By Chris Stonor
EHang has been a darling of the stock market since it publicly listed in December 2019 on the U.S. Nasdaq under the symbol EH. Morgan Stanley was the lead broker on the deal. An initial offering of USD12.50 a share, quickly soared during 2020 leading to a peak five days ago of USD124.09, an astonishing return for early investors, reminding one of the the dotcom bubble of the late 1990s.
Unfortunately, respected U.S analyst firm, Wolfpack has published a damming report today entitled ‘EHang: A Stock Promotion Destined to Crash and Burn’ and investors took fright plunging the stock by close to USD78 today or a 62.68 percent fall, and a valuation from USD6 billion at the weekend to just over USD2.5 billion. Even when compared to the dotcom crash, this is a dramatic share collapse.

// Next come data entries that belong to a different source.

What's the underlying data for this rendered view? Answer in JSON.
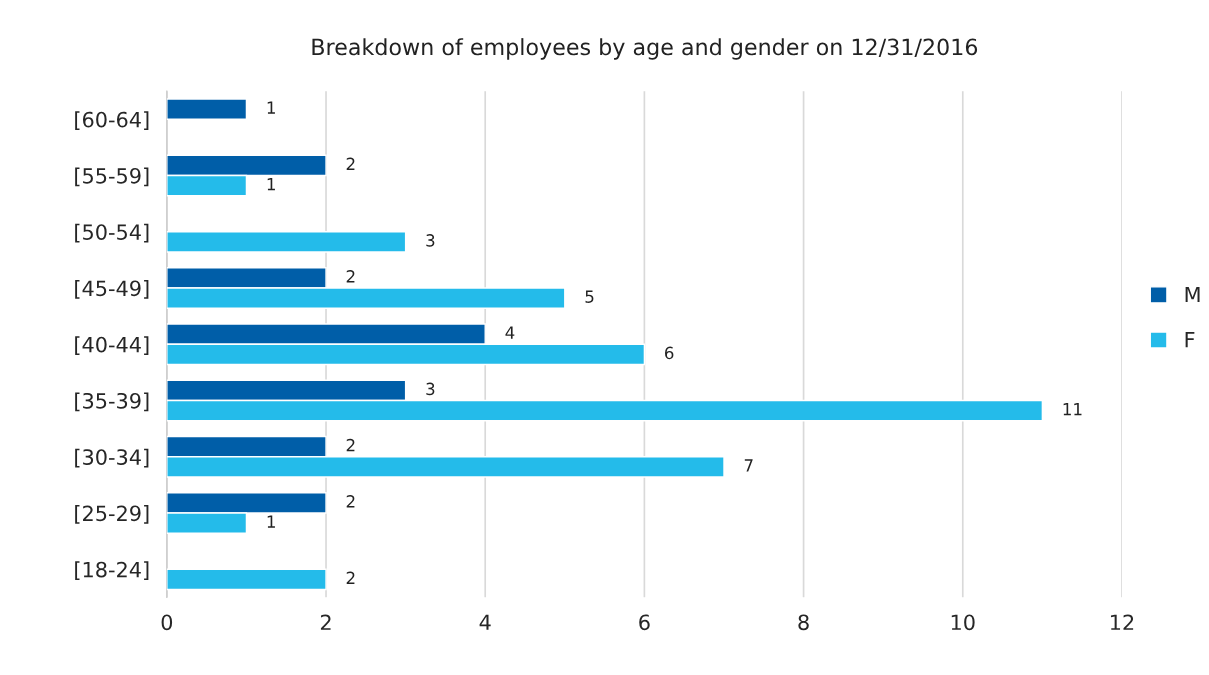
{
  "chart_data": {
    "type": "bar",
    "orientation": "horizontal",
    "title": "Breakdown of employees by age and gender on 12/31/2016",
    "categories": [
      "[60-64]",
      "[55-59]",
      "[50-54]",
      "[45-49]",
      "[40-44]",
      "[35-39]",
      "[30-34]",
      "[25-29]",
      "[18-24]"
    ],
    "series": [
      {
        "name": "M",
        "color": "#005ea8",
        "values": [
          1,
          2,
          null,
          2,
          4,
          3,
          2,
          2,
          null
        ]
      },
      {
        "name": "F",
        "color": "#24bbea",
        "values": [
          null,
          1,
          3,
          5,
          6,
          11,
          7,
          1,
          2
        ]
      }
    ],
    "xlim": [
      0,
      12
    ],
    "xticks": [
      0,
      2,
      4,
      6,
      8,
      10,
      12
    ],
    "grid": "x",
    "legend": "right",
    "data_labels": true
  }
}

The damming report doesn’t mince words. Wolfpack describes EHang as “an elaborate stock promotion, built on largely fabricated revenues based on sham sales contracts with a customer who appears to us to be more interested in helping inflate the value of its investment in the company.”

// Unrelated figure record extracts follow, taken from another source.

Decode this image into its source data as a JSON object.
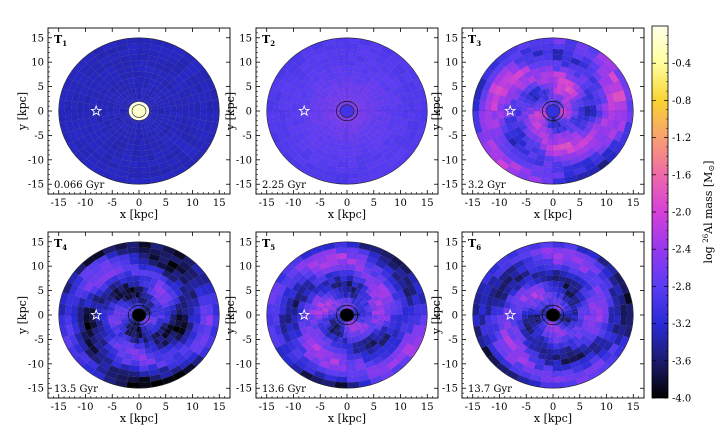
{
  "figure": {
    "colorbar": {
      "label_prefix": "log ",
      "label_sup": "26",
      "label_main": "Al mass [M",
      "label_sun": "⊙",
      "label_suffix": "]",
      "vmin": -4.0,
      "vmax": 0.0,
      "tick_labels": [
        "-0.4",
        "-0.8",
        "-1.2",
        "-1.6",
        "-2.0",
        "-2.4",
        "-2.8",
        "-3.2",
        "-3.6",
        "-4.0"
      ],
      "tick_values": [
        -0.4,
        -0.8,
        -1.2,
        -1.6,
        -2.0,
        -2.4,
        -2.8,
        -3.2,
        -3.6,
        -4.0
      ],
      "colors": [
        "#000000",
        "#1c1c6e",
        "#2a2ad8",
        "#5a3cf4",
        "#9638f0",
        "#d640d8",
        "#ee6aa8",
        "#f8a070",
        "#f8d430",
        "#ffff9e",
        "#ffffe8"
      ]
    },
    "x_tick_labels": [
      "-15",
      "-10",
      "-5",
      "0",
      "5",
      "10",
      "15"
    ],
    "y_tick_labels": [
      "15",
      "10",
      "5",
      "0",
      "-5",
      "-10",
      "-15"
    ],
    "x_axis_label": "x [kpc]",
    "y_axis_label": "y [kpc]"
  },
  "chart_data": [
    {
      "type": "heatmap",
      "panel_label": "T",
      "panel_sub": "1",
      "time_label": "0.066 Gyr",
      "xlabel": "x [kpc]",
      "ylabel": "y [kpc]",
      "xlim": [
        -17,
        17
      ],
      "ylim": [
        -17,
        17
      ],
      "disk_radius_kpc": 15,
      "base_log_mass": -3.3,
      "center_log_mass": -0.15,
      "center_radius_kpc": 1.3,
      "center_halo_log_mass": -0.05,
      "star_position_kpc": [
        -8,
        0
      ]
    },
    {
      "type": "heatmap",
      "panel_label": "T",
      "panel_sub": "2",
      "time_label": "2.25 Gyr",
      "xlabel": "x [kpc]",
      "ylabel": "y [kpc]",
      "xlim": [
        -17,
        17
      ],
      "ylim": [
        -17,
        17
      ],
      "disk_radius_kpc": 15,
      "base_log_mass": -2.7,
      "center_log_mass": -3.0,
      "center_radius_kpc": 1.3,
      "star_position_kpc": [
        -8,
        0
      ]
    },
    {
      "type": "heatmap",
      "panel_label": "T",
      "panel_sub": "3",
      "time_label": "3.2 Gyr",
      "xlabel": "x [kpc]",
      "ylabel": "y [kpc]",
      "xlim": [
        -17,
        17
      ],
      "ylim": [
        -17,
        17
      ],
      "disk_radius_kpc": 15,
      "base_log_mass": -2.6,
      "center_log_mass": -3.1,
      "center_radius_kpc": 1.3,
      "star_position_kpc": [
        -8,
        0
      ]
    },
    {
      "type": "heatmap",
      "panel_label": "T",
      "panel_sub": "4",
      "time_label": "13.5 Gyr",
      "xlabel": "x [kpc]",
      "ylabel": "y [kpc]",
      "xlim": [
        -17,
        17
      ],
      "ylim": [
        -17,
        17
      ],
      "disk_radius_kpc": 15,
      "base_log_mass": -3.2,
      "center_log_mass": -4.0,
      "center_radius_kpc": 1.3,
      "star_position_kpc": [
        -8,
        0
      ]
    },
    {
      "type": "heatmap",
      "panel_label": "T",
      "panel_sub": "5",
      "time_label": "13.6 Gyr",
      "xlabel": "x [kpc]",
      "ylabel": "y [kpc]",
      "xlim": [
        -17,
        17
      ],
      "ylim": [
        -17,
        17
      ],
      "disk_radius_kpc": 15,
      "base_log_mass": -2.9,
      "center_log_mass": -4.0,
      "center_radius_kpc": 1.3,
      "star_position_kpc": [
        -8,
        0
      ]
    },
    {
      "type": "heatmap",
      "panel_label": "T",
      "panel_sub": "6",
      "time_label": "13.7 Gyr",
      "xlabel": "x [kpc]",
      "ylabel": "y [kpc]",
      "xlim": [
        -17,
        17
      ],
      "ylim": [
        -17,
        17
      ],
      "disk_radius_kpc": 15,
      "base_log_mass": -3.0,
      "center_log_mass": -4.0,
      "center_radius_kpc": 1.3,
      "star_position_kpc": [
        -8,
        0
      ]
    }
  ]
}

The report then accuses EHang of boosting its perceived value “with a collection of lies about its products, manufacturing, revenues, partnerships and potential regulatory approval” for the EH 216 Autonomous Aerial Vehicle.
The report claims EHang’s major customer, Shanghai Kunxiang Intelligent Technology (SKIT), of signing “sham sales contracts to benefit its investment” in the Guangzhou-based flying taxi maker.
Not surprisingly, EHang has hotly refuted the report accusations, first by accusing Wolfpack of being a self-proclaimed “activist research firm” mainly focused on taking short positions on equities. A spokesperson was quoted in the South China Morning Post as saying the accusations made are based on “numerous errors, unsubstantiated statements and misinterpretation of information” and that a more detailed rebuttal was on the way.
Meanwhile, Wolfpack characterises SKIT as a “sham customer’ alleging that it bought shares in EHang before its December 2019 initial public offering and has connived to boost the value of this equity by ordering aircraft.
Announcing third-quarter results on December 3rd, 2020, EHang reported a doubling of revenues to RMB71 million (USD10.5 million), largely based on income from its light drones and services associated with these, and reduced its operating loss to around USD300,000. It said that during the quarter it had sold a further 23 examples of the EH216 vehicle, bringing total reported sales since 2018 to 112 units.
At the end of 2019, EHang claimed to have already delivered 60 examples of the two-seat EH126 model and 1 of the single-seat EH116, even though the aircraft had not completed type certification (and still has yet to do so).
Pressed to explain how uncertificated aircraft could be delivered to customers, the company said that the early examples had been sent to “partners” in multiple countries. It would appear that these partners are intended to act as sales agents for the aircraft, which EHang has indicated will complete type certification in China by the end of 2021.
The accusations against EHang have come 10 months after Chinese companies Luckin Coffee and TAL Education Groups were placed under scrutiny in the USA for allegedly inflating their financial data. A new scandal about corporate governance could dampen investor interest and tighten Washington’s scrutiny of Chinese companies seeking to raise funds on U.S markets. The Wolfpack report also questions the validity of EHang’s announced approvals for flight demonstrations in countries including Norway, Austria, Canada, and the U.S. It points to what it says “are inconsistencies between press releases issued in English and Mandarin.”
Finally, Wolfpack claims “Chinese court records show that China-based EHang Guanzhou retains control of most of the group’s assets”, suggesting these could be frozen by court order and liquidated to repay creditors. It argues that this would leave foreign investors little legal recourse. When EHang filed papers with the U.S. Securities and Exchange Commission for its IPO in December 2019, it did so under the name of Cayman Islands-registered EHang Holdings Limited.
In a further development today, a U.S. securities litigation law firm, Block & Leviton, announced that it is investigating the company “for potential violations of federal securities laws.” It urged investors to make contact with the firm.
Yet, EHang’s statement today indicates it will push back against any fall-out from the Wolfpack report. “The company will consider any necessary and appropriate course of action to protect the interest of the company and all its shareholders,” and continued, “EHang is committed to maintaining the highest standards of corporate governance, as well as transparent and timely disclosure of compliance with the applicable rules and regulations of the U.S. Securities and Exchange Commission and the Nasdaq stock market.”
Whether this is part of a wider political argument between the USA and China or the criticisms carry real weight, only time will tell.